Here’s a test for regular sighted people. The following four activity boxes are, randomly:
- Elements default blue box / grey line colour scheme
Your job is to decide which is which. Easy, right? Not quite.
To make things a little more complicated they are shown through the lens of someone with red colour blindness. Can you tell which box and line are which? I’ll give you a clue. Box 2 is Elements default colour.
Not easy being colour blind is it?
I’ll put you out of your misery…
Whoa, so red and green were intended to convey meanings that were poles apart, but the colours are almost indistinguishable to a colour blind person. That can’t be good can it?
And just to prove how little colour matters, look at the social bar top right of this screen. You recognise them for what they are, yes? No colours at all.
Why bother with colour?
You’ll notice that box 2 is almost identical in both the images above. After all that trouble to change the colours, the metaphor has flopped; and the default scheme turns out to be the least affected.
And red / orange / green limits you to just three options. What if you need more? As you can see from the next graphic, the line text makes it clear what’s special about a particular line – four options in this case – without using colour at all. If I was to use colour as well, I’d have to pick a different shade of one of the existing colours, which would add to the colour-blind person’s confusion.
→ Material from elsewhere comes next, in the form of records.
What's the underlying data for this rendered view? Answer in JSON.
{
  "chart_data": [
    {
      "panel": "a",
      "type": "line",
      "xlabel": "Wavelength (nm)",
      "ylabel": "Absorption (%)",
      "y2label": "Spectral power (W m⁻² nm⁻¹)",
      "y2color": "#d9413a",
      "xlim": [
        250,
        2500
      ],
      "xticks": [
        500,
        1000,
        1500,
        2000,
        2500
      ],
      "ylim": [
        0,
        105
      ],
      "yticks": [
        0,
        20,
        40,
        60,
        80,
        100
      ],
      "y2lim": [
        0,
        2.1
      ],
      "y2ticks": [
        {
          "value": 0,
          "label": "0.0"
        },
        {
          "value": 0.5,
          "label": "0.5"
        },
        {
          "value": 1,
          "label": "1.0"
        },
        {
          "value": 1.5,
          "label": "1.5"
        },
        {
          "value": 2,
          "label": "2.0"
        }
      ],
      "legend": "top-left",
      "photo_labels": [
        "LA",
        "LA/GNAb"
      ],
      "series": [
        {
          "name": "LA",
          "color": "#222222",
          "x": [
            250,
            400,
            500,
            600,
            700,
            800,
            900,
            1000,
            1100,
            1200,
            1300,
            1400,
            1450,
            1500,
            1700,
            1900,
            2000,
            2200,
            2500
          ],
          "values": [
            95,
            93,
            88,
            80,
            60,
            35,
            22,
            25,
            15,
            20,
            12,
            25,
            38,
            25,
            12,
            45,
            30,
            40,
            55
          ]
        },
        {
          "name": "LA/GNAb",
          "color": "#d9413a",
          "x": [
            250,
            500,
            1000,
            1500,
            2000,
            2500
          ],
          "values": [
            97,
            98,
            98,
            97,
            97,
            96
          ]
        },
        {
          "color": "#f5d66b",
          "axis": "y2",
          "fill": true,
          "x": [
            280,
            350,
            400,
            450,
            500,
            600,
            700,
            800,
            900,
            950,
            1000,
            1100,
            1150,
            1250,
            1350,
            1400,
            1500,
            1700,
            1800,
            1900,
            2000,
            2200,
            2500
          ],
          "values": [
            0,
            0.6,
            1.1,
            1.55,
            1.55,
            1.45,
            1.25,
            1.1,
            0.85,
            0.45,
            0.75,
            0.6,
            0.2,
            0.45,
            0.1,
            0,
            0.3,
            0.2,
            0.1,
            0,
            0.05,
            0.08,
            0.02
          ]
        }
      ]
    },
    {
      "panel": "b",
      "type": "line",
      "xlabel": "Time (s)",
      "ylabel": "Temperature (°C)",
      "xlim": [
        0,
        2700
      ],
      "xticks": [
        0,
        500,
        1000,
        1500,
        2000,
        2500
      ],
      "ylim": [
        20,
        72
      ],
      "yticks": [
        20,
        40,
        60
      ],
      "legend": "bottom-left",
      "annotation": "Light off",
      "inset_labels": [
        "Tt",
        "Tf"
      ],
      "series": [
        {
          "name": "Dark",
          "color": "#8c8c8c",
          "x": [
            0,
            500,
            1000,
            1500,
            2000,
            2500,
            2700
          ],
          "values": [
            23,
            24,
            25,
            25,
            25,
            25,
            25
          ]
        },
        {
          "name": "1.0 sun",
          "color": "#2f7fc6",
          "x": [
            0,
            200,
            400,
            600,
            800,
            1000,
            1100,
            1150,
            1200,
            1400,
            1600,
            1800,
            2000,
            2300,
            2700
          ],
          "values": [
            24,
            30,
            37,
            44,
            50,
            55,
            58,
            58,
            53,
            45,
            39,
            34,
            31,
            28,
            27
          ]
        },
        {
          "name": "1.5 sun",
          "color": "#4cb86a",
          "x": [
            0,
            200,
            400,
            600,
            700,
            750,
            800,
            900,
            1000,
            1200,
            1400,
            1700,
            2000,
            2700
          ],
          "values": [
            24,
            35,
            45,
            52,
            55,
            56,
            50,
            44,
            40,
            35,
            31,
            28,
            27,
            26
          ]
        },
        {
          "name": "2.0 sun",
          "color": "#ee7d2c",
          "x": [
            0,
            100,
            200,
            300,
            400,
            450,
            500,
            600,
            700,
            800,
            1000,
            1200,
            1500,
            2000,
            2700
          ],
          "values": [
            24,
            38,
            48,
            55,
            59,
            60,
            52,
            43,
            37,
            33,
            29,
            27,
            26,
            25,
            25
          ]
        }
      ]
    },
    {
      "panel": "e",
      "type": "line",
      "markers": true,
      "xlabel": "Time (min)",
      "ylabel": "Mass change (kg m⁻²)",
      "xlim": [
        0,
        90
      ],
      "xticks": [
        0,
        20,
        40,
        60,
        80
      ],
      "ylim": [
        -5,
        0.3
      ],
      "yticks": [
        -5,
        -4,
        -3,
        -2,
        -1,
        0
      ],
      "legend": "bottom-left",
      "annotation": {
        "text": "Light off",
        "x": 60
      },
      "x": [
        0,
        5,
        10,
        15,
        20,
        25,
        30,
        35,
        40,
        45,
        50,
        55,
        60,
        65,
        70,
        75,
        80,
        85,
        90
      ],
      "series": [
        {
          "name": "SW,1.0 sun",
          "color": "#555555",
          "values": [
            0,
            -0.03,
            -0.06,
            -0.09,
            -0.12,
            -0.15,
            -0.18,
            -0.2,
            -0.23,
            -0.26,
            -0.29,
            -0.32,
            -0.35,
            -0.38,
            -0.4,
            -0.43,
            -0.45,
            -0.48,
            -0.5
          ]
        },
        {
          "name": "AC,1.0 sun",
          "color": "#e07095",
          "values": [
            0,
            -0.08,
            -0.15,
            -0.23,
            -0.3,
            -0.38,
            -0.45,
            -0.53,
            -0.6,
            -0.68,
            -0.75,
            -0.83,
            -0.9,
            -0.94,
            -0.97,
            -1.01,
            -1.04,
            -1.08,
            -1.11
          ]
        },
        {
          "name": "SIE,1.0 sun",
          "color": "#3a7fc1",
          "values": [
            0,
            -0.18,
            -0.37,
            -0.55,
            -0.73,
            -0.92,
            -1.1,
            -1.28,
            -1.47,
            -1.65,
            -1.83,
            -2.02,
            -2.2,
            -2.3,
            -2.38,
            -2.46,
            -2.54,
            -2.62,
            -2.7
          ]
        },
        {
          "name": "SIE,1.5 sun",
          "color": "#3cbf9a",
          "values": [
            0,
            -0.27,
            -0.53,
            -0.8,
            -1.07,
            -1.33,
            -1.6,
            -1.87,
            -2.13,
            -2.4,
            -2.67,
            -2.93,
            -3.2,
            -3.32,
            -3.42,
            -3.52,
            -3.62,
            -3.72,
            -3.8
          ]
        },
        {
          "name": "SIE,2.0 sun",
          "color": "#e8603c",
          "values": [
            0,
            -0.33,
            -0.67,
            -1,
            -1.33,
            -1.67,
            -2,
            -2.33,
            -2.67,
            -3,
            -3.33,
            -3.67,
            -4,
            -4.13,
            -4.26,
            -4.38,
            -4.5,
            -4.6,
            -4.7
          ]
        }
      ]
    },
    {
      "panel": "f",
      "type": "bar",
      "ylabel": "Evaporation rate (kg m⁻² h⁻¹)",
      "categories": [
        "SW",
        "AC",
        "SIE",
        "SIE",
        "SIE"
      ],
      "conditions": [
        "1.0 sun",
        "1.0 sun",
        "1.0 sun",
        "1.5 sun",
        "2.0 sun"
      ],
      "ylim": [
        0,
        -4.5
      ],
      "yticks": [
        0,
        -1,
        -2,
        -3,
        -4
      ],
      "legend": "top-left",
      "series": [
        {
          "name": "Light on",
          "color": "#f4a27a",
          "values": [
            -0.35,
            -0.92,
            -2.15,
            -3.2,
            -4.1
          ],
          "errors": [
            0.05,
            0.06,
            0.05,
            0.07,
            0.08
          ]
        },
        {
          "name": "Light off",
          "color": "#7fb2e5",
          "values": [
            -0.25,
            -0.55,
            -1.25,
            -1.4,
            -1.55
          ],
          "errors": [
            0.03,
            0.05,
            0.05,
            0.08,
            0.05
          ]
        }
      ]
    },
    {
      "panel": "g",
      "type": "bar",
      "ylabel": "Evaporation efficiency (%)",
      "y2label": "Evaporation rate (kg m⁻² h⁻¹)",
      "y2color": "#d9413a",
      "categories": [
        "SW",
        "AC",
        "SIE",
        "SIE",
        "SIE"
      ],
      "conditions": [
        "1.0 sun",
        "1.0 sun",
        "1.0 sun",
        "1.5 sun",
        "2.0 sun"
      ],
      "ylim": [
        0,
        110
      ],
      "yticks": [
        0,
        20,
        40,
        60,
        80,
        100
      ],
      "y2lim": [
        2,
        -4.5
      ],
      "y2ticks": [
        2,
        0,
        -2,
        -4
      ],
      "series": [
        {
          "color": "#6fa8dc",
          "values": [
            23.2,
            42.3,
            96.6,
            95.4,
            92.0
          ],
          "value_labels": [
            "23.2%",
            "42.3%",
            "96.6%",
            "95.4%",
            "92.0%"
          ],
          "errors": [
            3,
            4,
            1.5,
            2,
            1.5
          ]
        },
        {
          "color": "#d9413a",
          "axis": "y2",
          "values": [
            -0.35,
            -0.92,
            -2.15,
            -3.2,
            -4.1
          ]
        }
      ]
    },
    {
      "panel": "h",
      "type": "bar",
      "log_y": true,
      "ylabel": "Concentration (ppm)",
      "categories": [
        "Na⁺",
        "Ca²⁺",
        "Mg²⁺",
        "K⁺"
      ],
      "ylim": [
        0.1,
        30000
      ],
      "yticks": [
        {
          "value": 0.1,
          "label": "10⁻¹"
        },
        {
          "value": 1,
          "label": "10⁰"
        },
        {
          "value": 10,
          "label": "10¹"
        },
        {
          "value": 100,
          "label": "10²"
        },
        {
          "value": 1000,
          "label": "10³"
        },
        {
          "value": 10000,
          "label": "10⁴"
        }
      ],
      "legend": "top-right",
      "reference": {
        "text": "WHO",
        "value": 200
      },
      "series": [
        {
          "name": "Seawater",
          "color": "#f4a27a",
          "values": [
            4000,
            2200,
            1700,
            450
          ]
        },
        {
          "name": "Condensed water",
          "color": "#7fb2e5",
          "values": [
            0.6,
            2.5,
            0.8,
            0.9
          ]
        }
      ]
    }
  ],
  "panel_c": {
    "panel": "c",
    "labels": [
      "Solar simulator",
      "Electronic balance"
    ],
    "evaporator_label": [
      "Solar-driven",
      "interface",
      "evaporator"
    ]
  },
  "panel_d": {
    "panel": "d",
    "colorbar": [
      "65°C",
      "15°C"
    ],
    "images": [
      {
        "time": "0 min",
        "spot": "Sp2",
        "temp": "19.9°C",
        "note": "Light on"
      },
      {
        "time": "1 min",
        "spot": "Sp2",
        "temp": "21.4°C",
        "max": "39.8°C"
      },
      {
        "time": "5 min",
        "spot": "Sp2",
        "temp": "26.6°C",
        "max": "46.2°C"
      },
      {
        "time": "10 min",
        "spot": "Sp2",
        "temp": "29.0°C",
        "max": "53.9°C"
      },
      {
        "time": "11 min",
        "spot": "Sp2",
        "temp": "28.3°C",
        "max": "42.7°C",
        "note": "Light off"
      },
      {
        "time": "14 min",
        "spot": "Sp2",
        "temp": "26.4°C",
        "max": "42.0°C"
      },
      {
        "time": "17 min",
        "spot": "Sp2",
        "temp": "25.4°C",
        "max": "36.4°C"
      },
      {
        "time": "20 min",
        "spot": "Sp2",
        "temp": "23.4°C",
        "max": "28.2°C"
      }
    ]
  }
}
These examples demonstrate that, when you need to emphasise some aspect of your process, colour is of secondary importance. Text, icons and position are much more effective at conveying the message.
If it takes a lot of effort to do it, and achieves no useful purpose, why bother? You would be allowing style to get in the way of substance, while confusing the hell out of 5% of your employees.
And it’s also the reason why you want to avoid adopting a corporate brand colour scheme on your diagrams. Red and yellow may look good on the side of a courier’s truck but as a colour scheme for boxes and lines? Not so much.